C'est le roi juste et sage, celui que recherchent tout au long de leur histoire les Français, et qui, parce qu'il y a eu Saint Louis et Charles V – puis d'autres, plus tard, de cette « sainte lignée » –, ne surgit ni d'un rêve ni d'une utopie. C'est celui qu'on attend dans les temps sombres, et qu'on regrette après sa mort.

« Au temps du trépassement du feu roi Charles V, l'an 1380, les choses en ce royaume étaient en bonne disposition et avaient fait plusieurs notables conquêtes. Paix et justice régnaient. N'y avait fait obstacle, sinon l'ancienne haine des Anglais... »

Il n'y a pas que l'Anglais.

Le chroniqueur Jean Juvénal des Ursins oublie que l'étranger, dans un royaume comme la France, ne peut rien s'il ne bénéficie de la complicité, de l'alliance d'une partie des grands.

Or l'œuvre de rétablissement accomplie par Charles V est minée par les privilèges, les apanages qu'il a accordés à ses trois frères : Jean de Berry, Louis d'Anjou et Philippe de Bourgogne. Ce sont eux qui vont composer le conseil de régence, puisque, à la mort de Charles V, son fils Charles VI n'a que douze ans.

Et lorsque Charles VI trépasse à son tour, en 1422, le royaume de France est plongé au plus profond des abîmes de son histoire.

Charles VI a déshérité son fils, l'a banni, l'accusant d'« horribles crimes et délits ». Il a marié sa fille Catherine au roi d'Angleterre, Henri V de Lancastre, qu'il a légitimé comme « son vrai fils et héritier ». Et le traité de Troyes conclu en 1420 a stipulé que la couronne de France est échue à Henri V et pour toujours à ses héritiers.

Il n'y a donc plus qu'une double monarchie : le roi d'Angleterre est roi de France.
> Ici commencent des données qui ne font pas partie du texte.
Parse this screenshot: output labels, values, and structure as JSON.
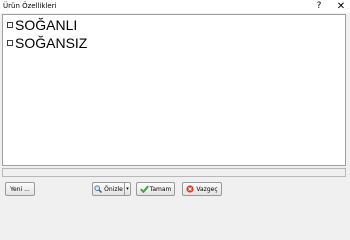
{
  "window": {
    "title": "Ürün Özellikleri",
    "help_label": "?",
    "close_label": "✕"
  },
  "items": [
    {
      "label": "SOĞANLI",
      "checked": false
    },
    {
      "label": "SOĞANSIZ",
      "checked": false
    }
  ],
  "status": {
    "text": ""
  },
  "buttons": {
    "new_label": "Yeni ...",
    "preview_label": "Önizle",
    "preview_dropdown": "▾",
    "ok_label": "Tamam",
    "cancel_label": "Vazgeç"
  },
  "colors": {
    "ok_icon": "#3fa63f",
    "cancel_icon": "#d93a2b",
    "preview_icon": "#4a7fc1"
  }
}
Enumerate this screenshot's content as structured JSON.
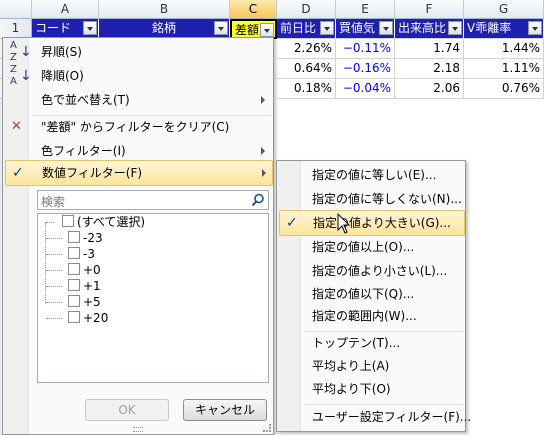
{
  "columns": [
    "A",
    "B",
    "C",
    "D",
    "E",
    "F",
    "G"
  ],
  "rows": [
    "1",
    "2",
    "3",
    "4"
  ],
  "header_cells": [
    "コード",
    "銘柄",
    "差額",
    "前日比",
    "買値気",
    "出来高比",
    "V乖離率"
  ],
  "data_rows": [
    [
      "2.26%",
      "−0.11%",
      "1.74",
      "1.44%"
    ],
    [
      "0.64%",
      "−0.16%",
      "2.18",
      "1.11%"
    ],
    [
      "0.18%",
      "−0.04%",
      "2.06",
      "0.76%"
    ]
  ],
  "menu": {
    "sort_asc": "昇順(S)",
    "sort_desc": "降順(O)",
    "sort_color": "色で並べ替え(T)",
    "clear_filter": "\"差額\" からフィルターをクリア(C)",
    "color_filter": "色フィルター(I)",
    "number_filter": "数値フィルター(F)",
    "search_placeholder": "検索",
    "values": [
      "(すべて選択)",
      "-23",
      "-3",
      "+0",
      "+1",
      "+5",
      "+20"
    ],
    "ok": "OK",
    "cancel": "キャンセル"
  },
  "submenu": {
    "items": [
      "指定の値に等しい(E)...",
      "指定の値に等しくない(N)...",
      "指定の値より大きい(G)...",
      "指定の値以上(O)...",
      "指定の値より小さい(L)...",
      "指定の値以下(Q)...",
      "指定の範囲内(W)..."
    ],
    "items2": [
      "トップテン(T)...",
      "平均より上(A)",
      "平均より下(O)"
    ],
    "custom": "ユーザー設定フィルター(F)..."
  },
  "colors": {
    "header_blue": "#1f1fb0",
    "header_yellow": "#ffff33",
    "highlight": "#fbe59a",
    "negative": "#0000ff"
  }
}
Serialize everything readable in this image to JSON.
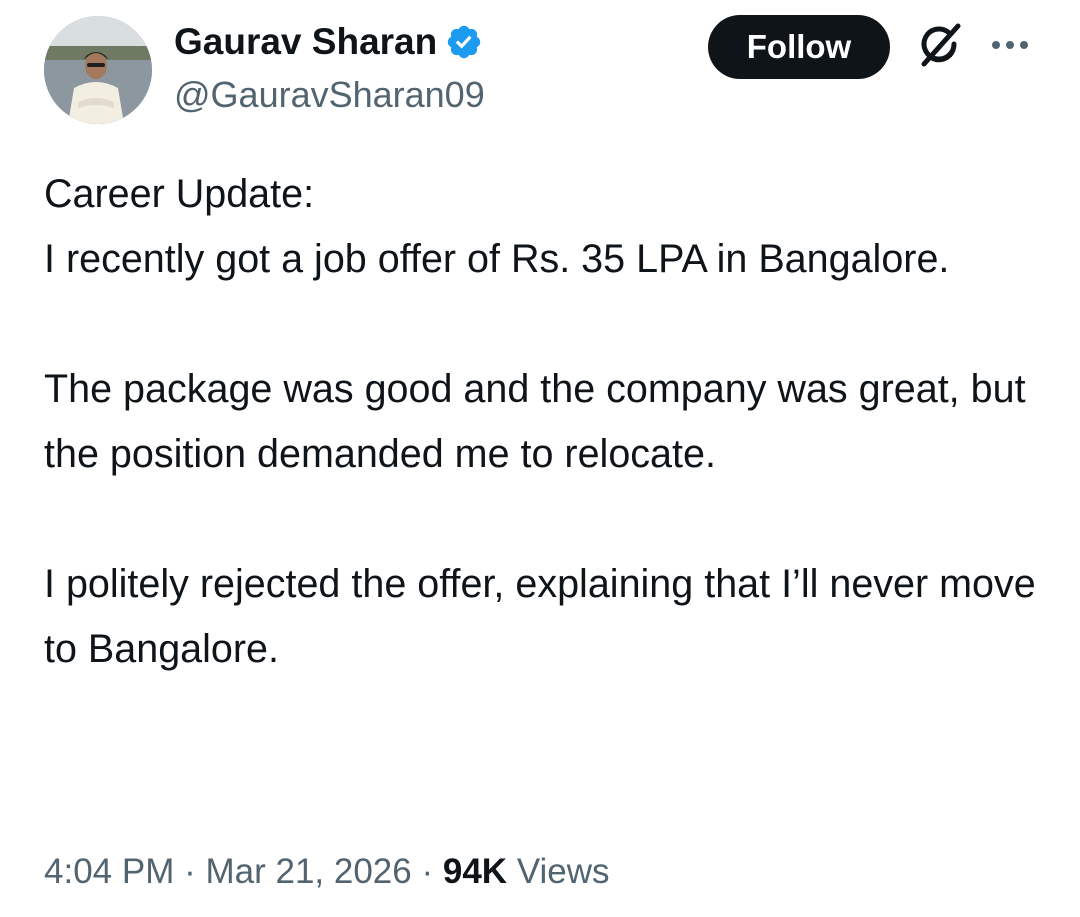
{
  "author": {
    "display_name": "Gaurav Sharan",
    "handle": "@GauravSharan09",
    "verified_icon": "verified-badge-icon",
    "verified_color": "#1d9bf0"
  },
  "actions": {
    "follow_label": "Follow",
    "grok_icon": "grok-icon",
    "more_icon": "more-icon"
  },
  "tweet": {
    "paragraphs": [
      "Career Update:\nI recently got a job offer of Rs. 35 LPA in Bangalore.",
      "The package was good and the company was great, but the position demanded me to relocate.",
      "I politely rejected the offer, explaining that I’ll never move to Bangalore."
    ]
  },
  "meta": {
    "time": "4:04 PM",
    "separator": "·",
    "date": "Mar 21, 2026",
    "views_count": "94K",
    "views_label": "Views"
  },
  "colors": {
    "text_primary": "#0f1419",
    "text_secondary": "#536471",
    "follow_bg": "#0f1419",
    "follow_text": "#ffffff"
  }
}
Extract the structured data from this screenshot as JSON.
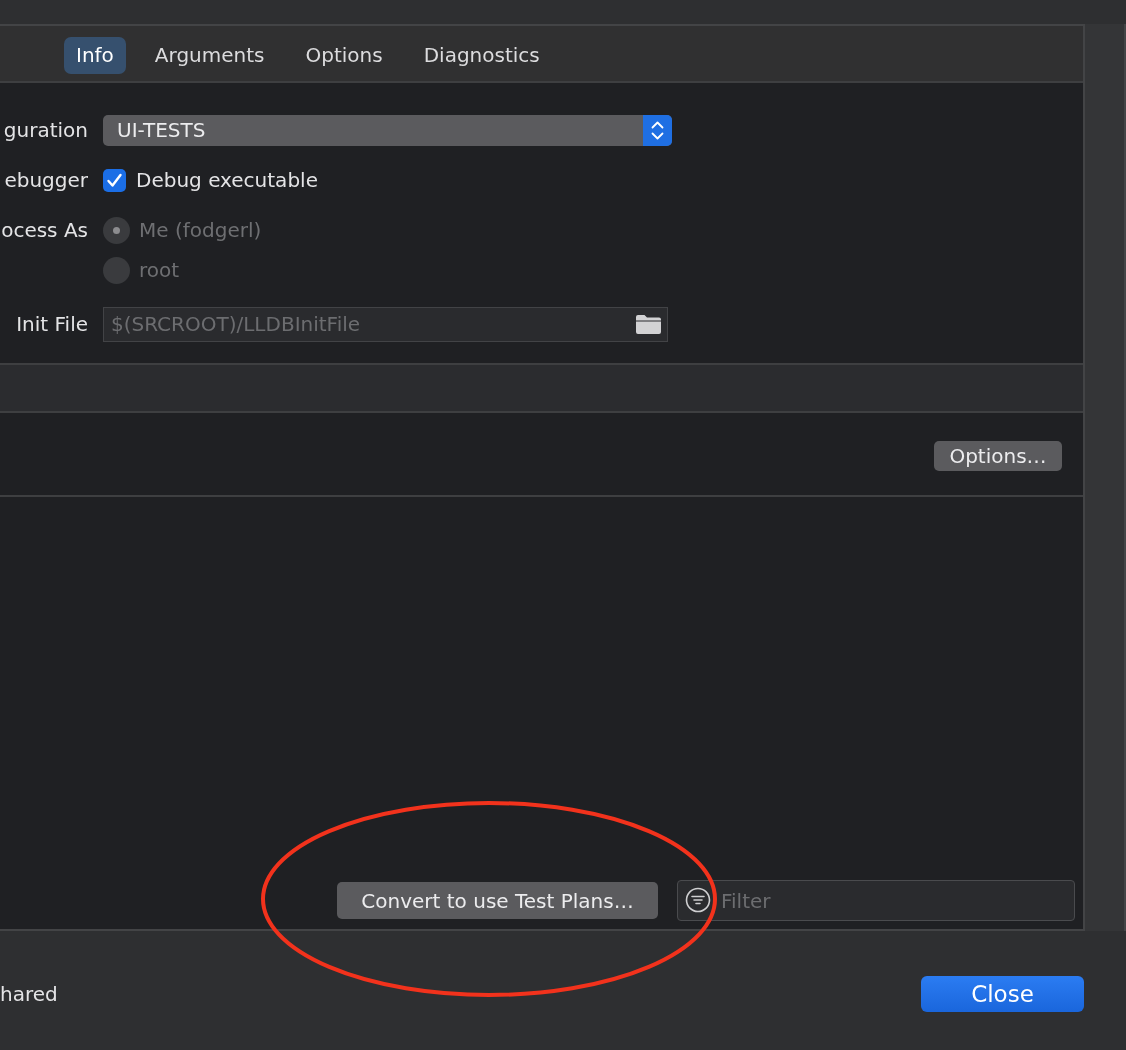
{
  "tabs": [
    {
      "label": "Info",
      "selected": true
    },
    {
      "label": "Arguments",
      "selected": false
    },
    {
      "label": "Options",
      "selected": false
    },
    {
      "label": "Diagnostics",
      "selected": false
    }
  ],
  "settings": {
    "rows": [
      {
        "kind": "popup",
        "label": "guration",
        "value": "UI-TESTS"
      },
      {
        "kind": "checkbox",
        "label": "ebugger",
        "option": "Debug executable",
        "checked": true
      },
      {
        "kind": "radio",
        "label": "ocess As",
        "options": [
          {
            "label": "Me (fodgerl)",
            "selected": true,
            "disabled": true
          },
          {
            "label": "root",
            "selected": false,
            "disabled": true
          }
        ]
      },
      {
        "kind": "path",
        "label": "Init File",
        "placeholder": "$(SRCROOT)/LLDBInitFile"
      }
    ]
  },
  "options_button": "Options…",
  "convert_button": "Convert to use Test Plans…",
  "filter": {
    "placeholder": "Filter"
  },
  "footer": {
    "label": "hared",
    "close_button": "Close"
  }
}
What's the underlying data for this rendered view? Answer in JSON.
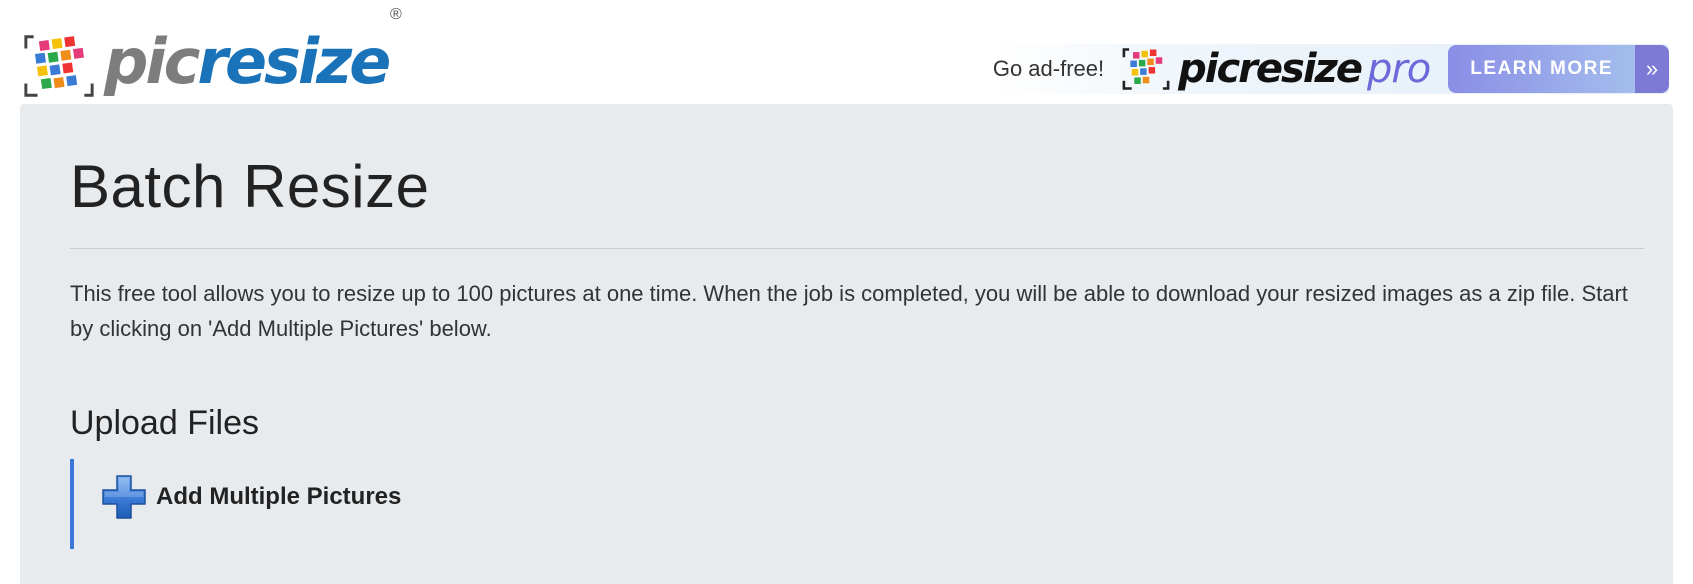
{
  "header": {
    "logo": {
      "part1": "pic",
      "part2": "resize",
      "registered": "®"
    },
    "promo": {
      "text": "Go ad-free!",
      "brand": "picresize",
      "brand_suffix": "pro",
      "button_label": "LEARN MORE",
      "button_arrow": "»"
    }
  },
  "main": {
    "title": "Batch Resize",
    "intro": "This free tool allows you to resize up to 100 pictures at one time. When the job is completed, you will be able to download your resized images as a zip file. Start by clicking on 'Add Multiple Pictures' below.",
    "upload": {
      "section_title": "Upload Files",
      "add_button_label": "Add Multiple Pictures",
      "add_icon": "plus-icon"
    }
  },
  "colors": {
    "accent_blue": "#1a73b8",
    "panel_bg": "#e8ebee",
    "upload_border": "#3b78d8",
    "pro_purple": "#6b6ad8"
  }
}
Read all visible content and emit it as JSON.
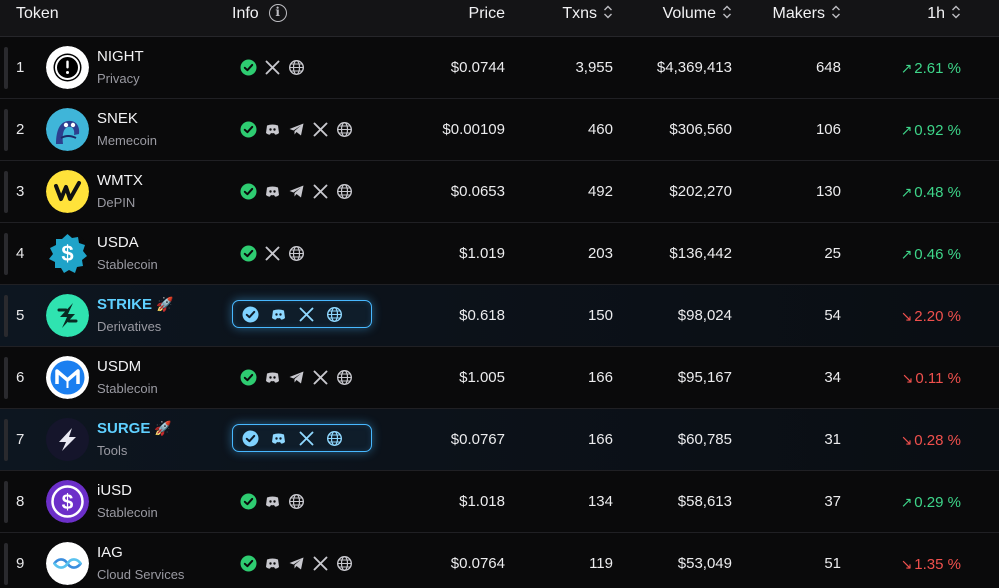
{
  "header": {
    "token": "Token",
    "info": "Info",
    "info_icon": "i",
    "price": "Price",
    "txns": "Txns",
    "volume": "Volume",
    "makers": "Makers",
    "change": "1h"
  },
  "colors": {
    "up": "#3ed68a",
    "down": "#f0504d",
    "promo_accent": "#48b8ff"
  },
  "rows": [
    {
      "rank": "1",
      "name": "NIGHT",
      "category": "Privacy",
      "logo": "night-logo",
      "links": [
        "verified",
        "x",
        "web"
      ],
      "price": "$0.0744",
      "txns": "3,955",
      "volume": "$4,369,413",
      "makers": "648",
      "change": "2.61 %",
      "dir": "up",
      "promoted": false
    },
    {
      "rank": "2",
      "name": "SNEK",
      "category": "Memecoin",
      "logo": "snek-logo",
      "links": [
        "verified",
        "discord",
        "telegram",
        "x",
        "web"
      ],
      "price": "$0.00109",
      "txns": "460",
      "volume": "$306,560",
      "makers": "106",
      "change": "0.92 %",
      "dir": "up",
      "promoted": false
    },
    {
      "rank": "3",
      "name": "WMTX",
      "category": "DePIN",
      "logo": "wmtx-logo",
      "links": [
        "verified",
        "discord",
        "telegram",
        "x",
        "web"
      ],
      "price": "$0.0653",
      "txns": "492",
      "volume": "$202,270",
      "makers": "130",
      "change": "0.48 %",
      "dir": "up",
      "promoted": false
    },
    {
      "rank": "4",
      "name": "USDA",
      "category": "Stablecoin",
      "logo": "usda-logo",
      "links": [
        "verified",
        "x",
        "web"
      ],
      "price": "$1.019",
      "txns": "203",
      "volume": "$136,442",
      "makers": "25",
      "change": "0.46 %",
      "dir": "up",
      "promoted": false
    },
    {
      "rank": "5",
      "name": "STRIKE",
      "category": "Derivatives",
      "logo": "strike-logo",
      "links": [
        "verified",
        "discord",
        "x",
        "web"
      ],
      "price": "$0.618",
      "txns": "150",
      "volume": "$98,024",
      "makers": "54",
      "change": "2.20 %",
      "dir": "down",
      "promoted": true
    },
    {
      "rank": "6",
      "name": "USDM",
      "category": "Stablecoin",
      "logo": "usdm-logo",
      "links": [
        "verified",
        "discord",
        "telegram",
        "x",
        "web"
      ],
      "price": "$1.005",
      "txns": "166",
      "volume": "$95,167",
      "makers": "34",
      "change": "0.11 %",
      "dir": "down",
      "promoted": false
    },
    {
      "rank": "7",
      "name": "SURGE",
      "category": "Tools",
      "logo": "surge-logo",
      "links": [
        "verified",
        "discord",
        "x",
        "web"
      ],
      "price": "$0.0767",
      "txns": "166",
      "volume": "$60,785",
      "makers": "31",
      "change": "0.28 %",
      "dir": "down",
      "promoted": true
    },
    {
      "rank": "8",
      "name": "iUSD",
      "category": "Stablecoin",
      "logo": "iusd-logo",
      "links": [
        "verified",
        "discord",
        "web"
      ],
      "price": "$1.018",
      "txns": "134",
      "volume": "$58,613",
      "makers": "37",
      "change": "0.29 %",
      "dir": "up",
      "promoted": false
    },
    {
      "rank": "9",
      "name": "IAG",
      "category": "Cloud Services",
      "logo": "iag-logo",
      "links": [
        "verified",
        "discord",
        "telegram",
        "x",
        "web"
      ],
      "price": "$0.0764",
      "txns": "119",
      "volume": "$53,049",
      "makers": "51",
      "change": "1.35 %",
      "dir": "down",
      "promoted": false
    }
  ]
}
Aussi, quand en 1422 Charles VI et Henri V décèdent et que le fils de l'Anglais ne peut régner, puisqu'il n'a que dix mois, c'est le duc de Bedford qui devient régent d'une France occupée par les Anglais ; quant au fils de Charles VI, qui l'a déshérité, il peut bien prendre le titre de Charles VII il est celui que, par dérision, on surnomme « le roi de Bourges » !

C'est le duc de Bedford qui a présidé à Saint-Denis aux obsèques de Charles VI, et le héraut s'est écrié : « Vive le roi Henri de France et d'Angleterre ! »

Était-ce le royaume de France que l'on portait en terre ?

« Chacun vit mourir là rien que plus qu'il aimât », écrit un témoin.

Ainsi, en l'espace de quarante-deux années, le royaume est-il retombé au fond d'un abîme bien plus profond que celui d'où Charles V le Sage avait réussi à l'arracher.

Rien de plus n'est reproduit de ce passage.